When using a YubiKey with your Casa Vault, there are specific requirements and restrictions to ensure smooth functionality. This guide will help you troubleshoot common issues.
YubiKey Firmware Requirements
• Firmware Version: Ensure your YubiKey has firmware version 5.5 or higher. If your firmware is outdated, you won't be able to use it as a Vault key. You'll need to get a new one.
Browser and Device Compatibility
• Chrome Browser: All signing actions with a YubiKey (e.g., adding a key to a vault, performing a health check, signing transactions) must be done using the Chrome browser.
• Desktop Only: These actions must be performed on the Desktop version of Chrome, not the mobile version. Attempting to use a mobile device will result in errors.
Using YubiKey in your Vaults
• Multiple YubiKeys: You can use multiple YubiKeys in a single vault. For example, you can have YubiKey A as your HOME key and YubiKey B as your OFFICE key.
• Single YubiKey Roles: You cannot use the same YubiKey for multiple roles within the same vault. For instance, YubiKey A cannot be both the HOME and OFFICE key in the same vault.
• Multiple Vaults: The same YubiKey can be used across multiple vaults. For example, YubiKey A can be a key in both a 3-key vault (3KV) and a 5-key vault (5KV).

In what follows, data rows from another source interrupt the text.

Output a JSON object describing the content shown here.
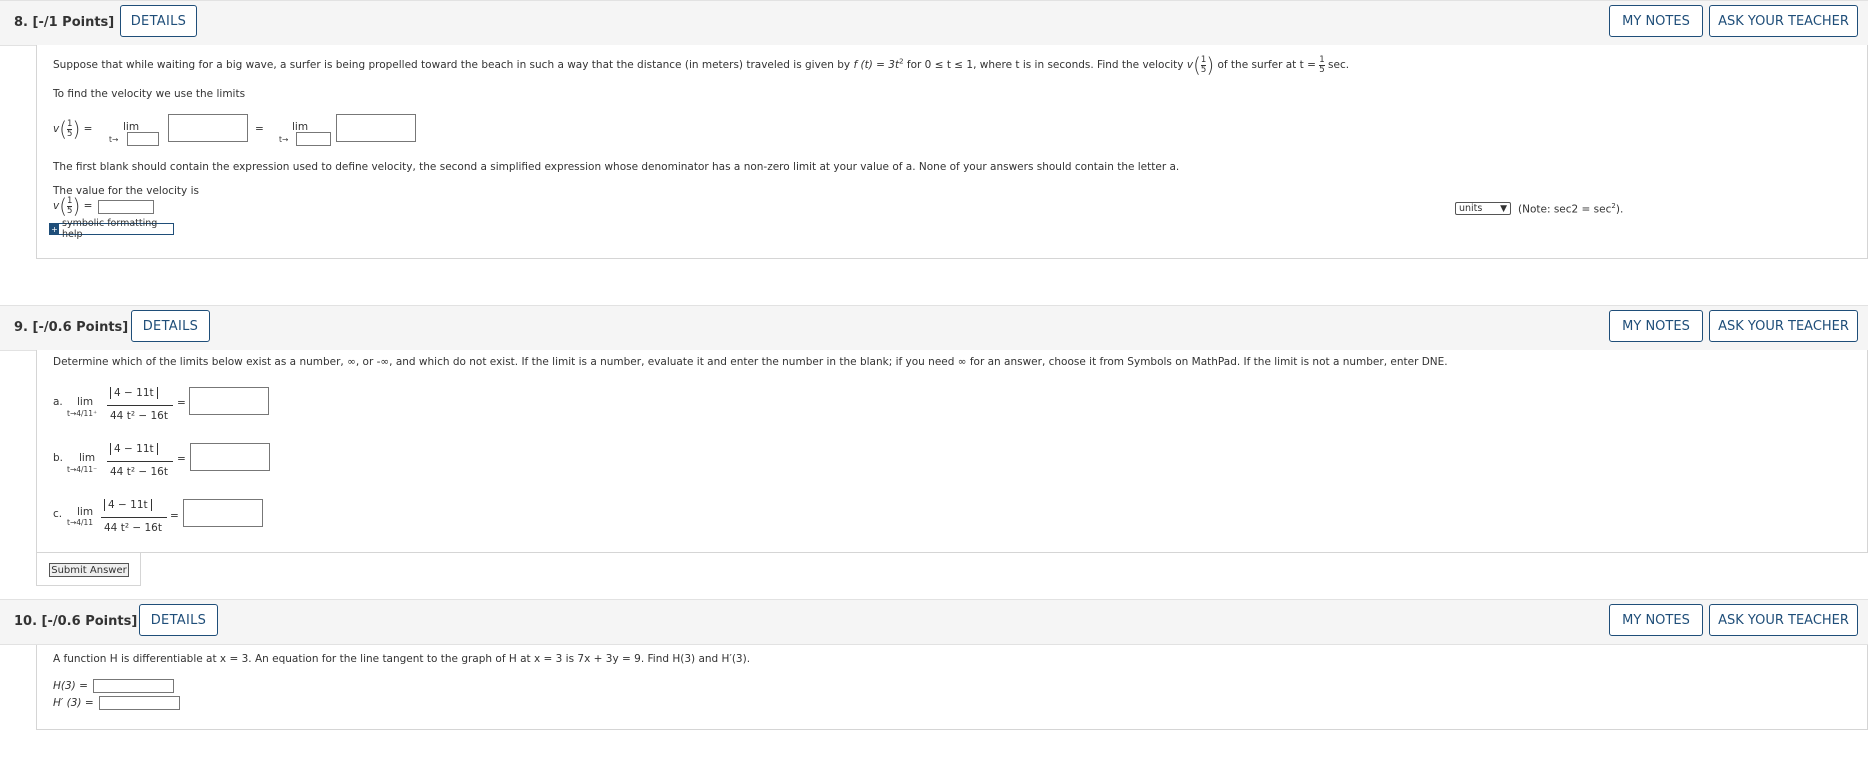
{
  "details_label": "DETAILS",
  "my_notes_label": "MY NOTES",
  "ask_teacher_label": "ASK YOUR TEACHER",
  "q8": {
    "title": "8.  [-/1 Points]",
    "prompt_a": "Suppose that while waiting for a big wave, a surfer is being propelled toward the beach in such a way that the distance (in meters) traveled is given by",
    "prompt_b": "for 0 ≤ t ≤ 1, where t is in seconds. Find the velocity",
    "prompt_c": "of the surfer at t =",
    "prompt_d": "sec.",
    "func": "f (t) = 3t",
    "intro": "To find the velocity we use the limits",
    "v_label": "v",
    "frac_num": "1",
    "frac_den": "5",
    "equals": "=",
    "lim": "lim",
    "t_to": "t→",
    "instructions": "The first blank should contain the expression used to define velocity, the second a simplified expression whose denominator has a non-zero limit at your value of a. None of your answers should contain the letter a.",
    "value_intro": "The value for the velocity is",
    "units_option": "units",
    "note": "(Note: sec2 = sec",
    "help_label": "symbolic formatting help"
  },
  "q9": {
    "title": "9.  [-/0.6 Points]",
    "prompt": "Determine which of the limits below exist as a number, ∞, or -∞, and which do not exist. If the limit is a number, evaluate it and enter the number in the blank; if you need ∞ for an answer, choose it from Symbols on MathPad. If the limit is not a number, enter DNE.",
    "parts": [
      {
        "letter": "a.",
        "sub": "t→4/11⁺"
      },
      {
        "letter": "b.",
        "sub": "t→4/11⁻"
      },
      {
        "letter": "c.",
        "sub": "t→4/11"
      }
    ],
    "numerator": "4 − 11t",
    "denominator": "44 t² − 16t",
    "lim": "lim",
    "submit_label": "Submit Answer"
  },
  "q10": {
    "title": "10.  [-/0.6 Points]",
    "prompt": "A function H is differentiable at x = 3. An equation for the line tangent to the graph of H at x = 3 is 7x + 3y = 9. Find H(3) and H′(3).",
    "h_label": "H(3) =",
    "hp_label": "H′ (3) ="
  }
}
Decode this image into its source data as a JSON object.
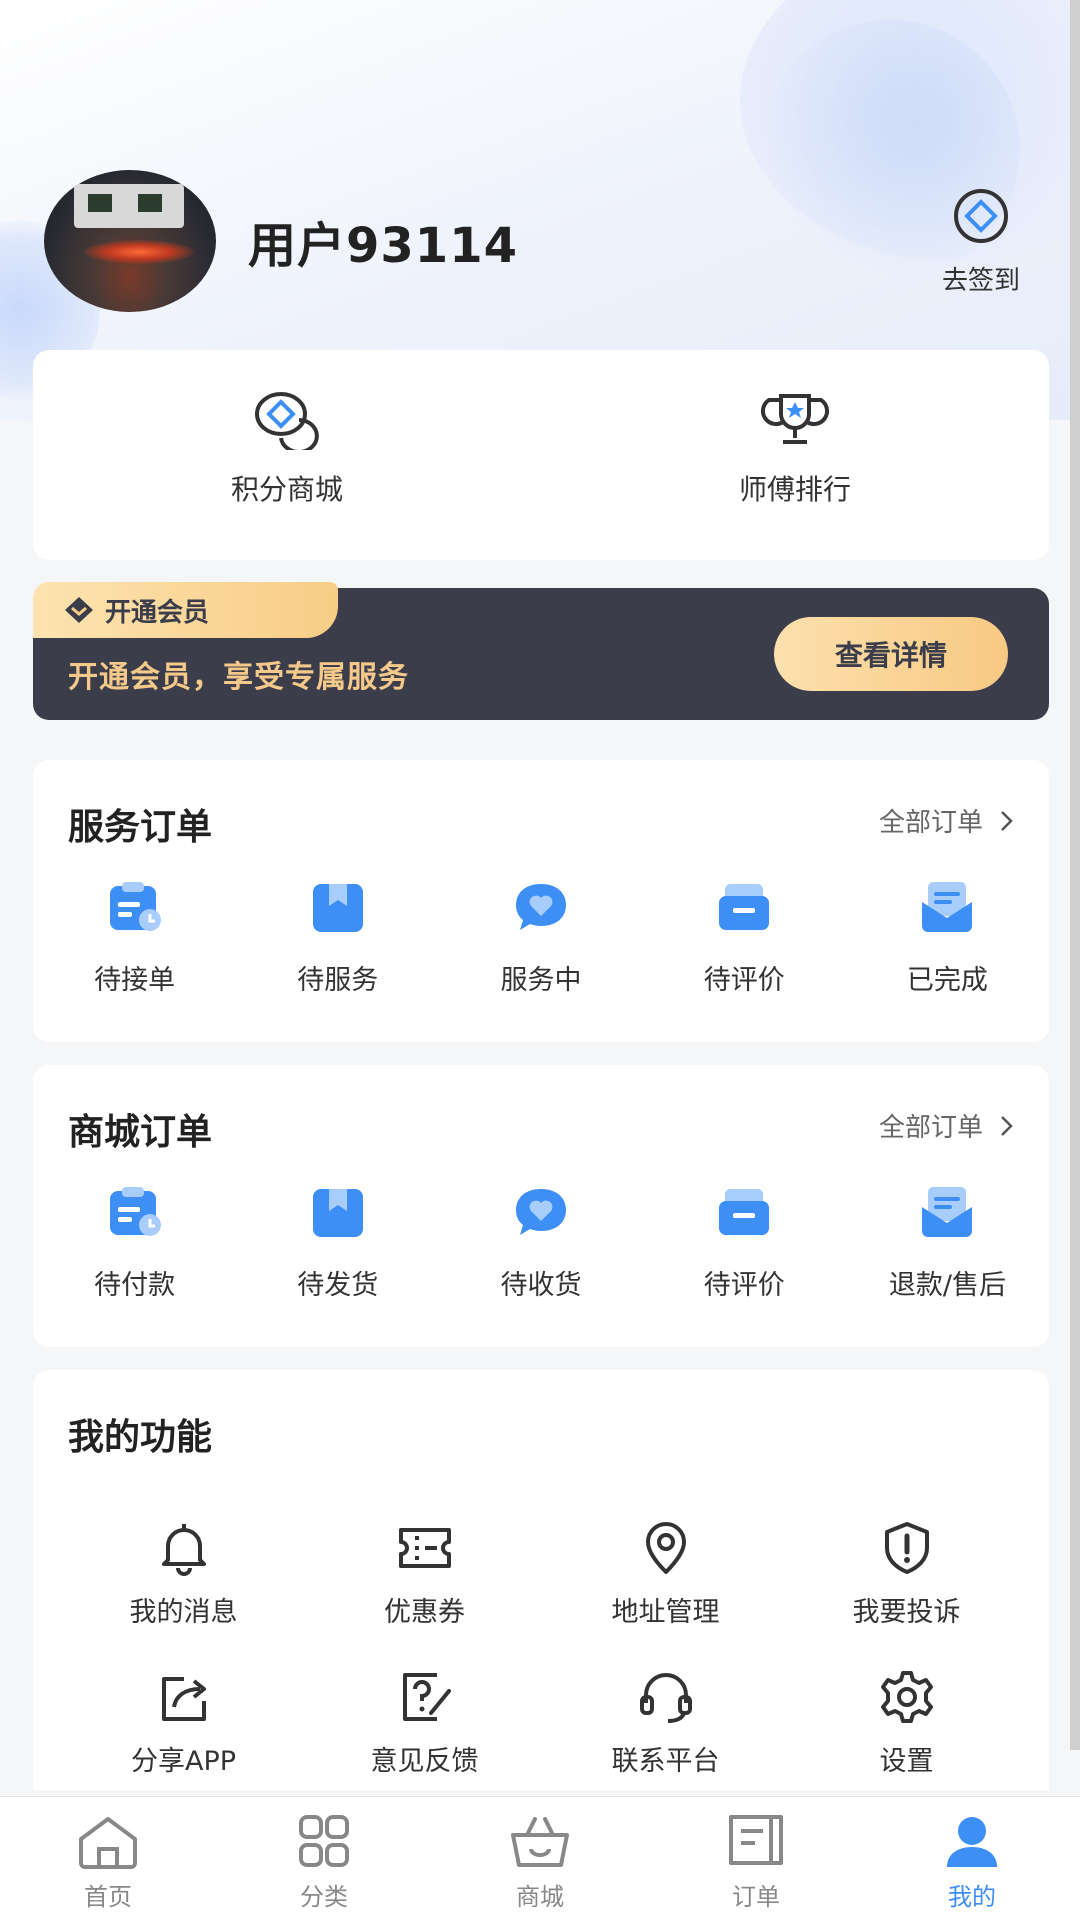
{
  "colors": {
    "accent": "#3d8ff5",
    "vip_dark": "#3c3d4a",
    "vip_gold": "#f5c98a"
  },
  "profile": {
    "username": "用户93114",
    "signin_label": "去签到"
  },
  "quick": [
    {
      "label": "积分商城",
      "icon": "points-mall-icon"
    },
    {
      "label": "师傅排行",
      "icon": "trophy-icon"
    }
  ],
  "vip": {
    "tag": "开通会员",
    "text": "开通会员，享受专属服务",
    "button": "查看详情"
  },
  "service_orders": {
    "title": "服务订单",
    "all_label": "全部订单",
    "items": [
      "待接单",
      "待服务",
      "服务中",
      "待评价",
      "已完成"
    ]
  },
  "mall_orders": {
    "title": "商城订单",
    "all_label": "全部订单",
    "items": [
      "待付款",
      "待发货",
      "待收货",
      "待评价",
      "退款/售后"
    ]
  },
  "functions": {
    "title": "我的功能",
    "items": [
      "我的消息",
      "优惠券",
      "地址管理",
      "我要投诉",
      "分享APP",
      "意见反馈",
      "联系平台",
      "设置"
    ]
  },
  "nav": {
    "tabs": [
      "首页",
      "分类",
      "商城",
      "订单",
      "我的"
    ],
    "active": "我的"
  }
}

YubiKey for Passkey 2FA Login and Vault Key
• Distinct Uses: A YubiKey cannot be used as both your passkey 2FA for login AND as a key in a vault. Casa intentionally blocks a YubiKey from being used for both authentication and signing for enhanced security.
Troubleshooting Steps
1. If you get the "Check Firmware Version" screen: Ensure your YubiKey firmware is 5.5 or higher. If your firmware version is below 5.5, you will need a new YubiKey.
2. Use Chrome Browser: Make sure you are using the Chrome browser on a desktop or laptop computer.
3. Review YubiKey Assignments: Verify that you are not trying to assign the same YubiKey to multiple roles in the same vault.
4. Separate 2FA and Vault Keys: Ensure you are not trying to use a YubiKey for both 2FA login and as a vault key.
5. If shown a list of Passkeys, choose the email that belongs to the account. If you previously had a vault key or keys on a YubiKey and then deleted one or more of them, it's possible when doing a health check or signing a transaction, a list of multiple passkeys will open. Select the passkey that displays the email for your account, then continue.
6. Make sure "FIDO2" is toggled ON in your Yubico Authenticator app. If it's turned off, set up will fail.
By following these guidelines, you can ensure that your YubiKey functions correctly with your Casa Vault. If you encounter any issues, double-check the steps above or contact support for further assistance.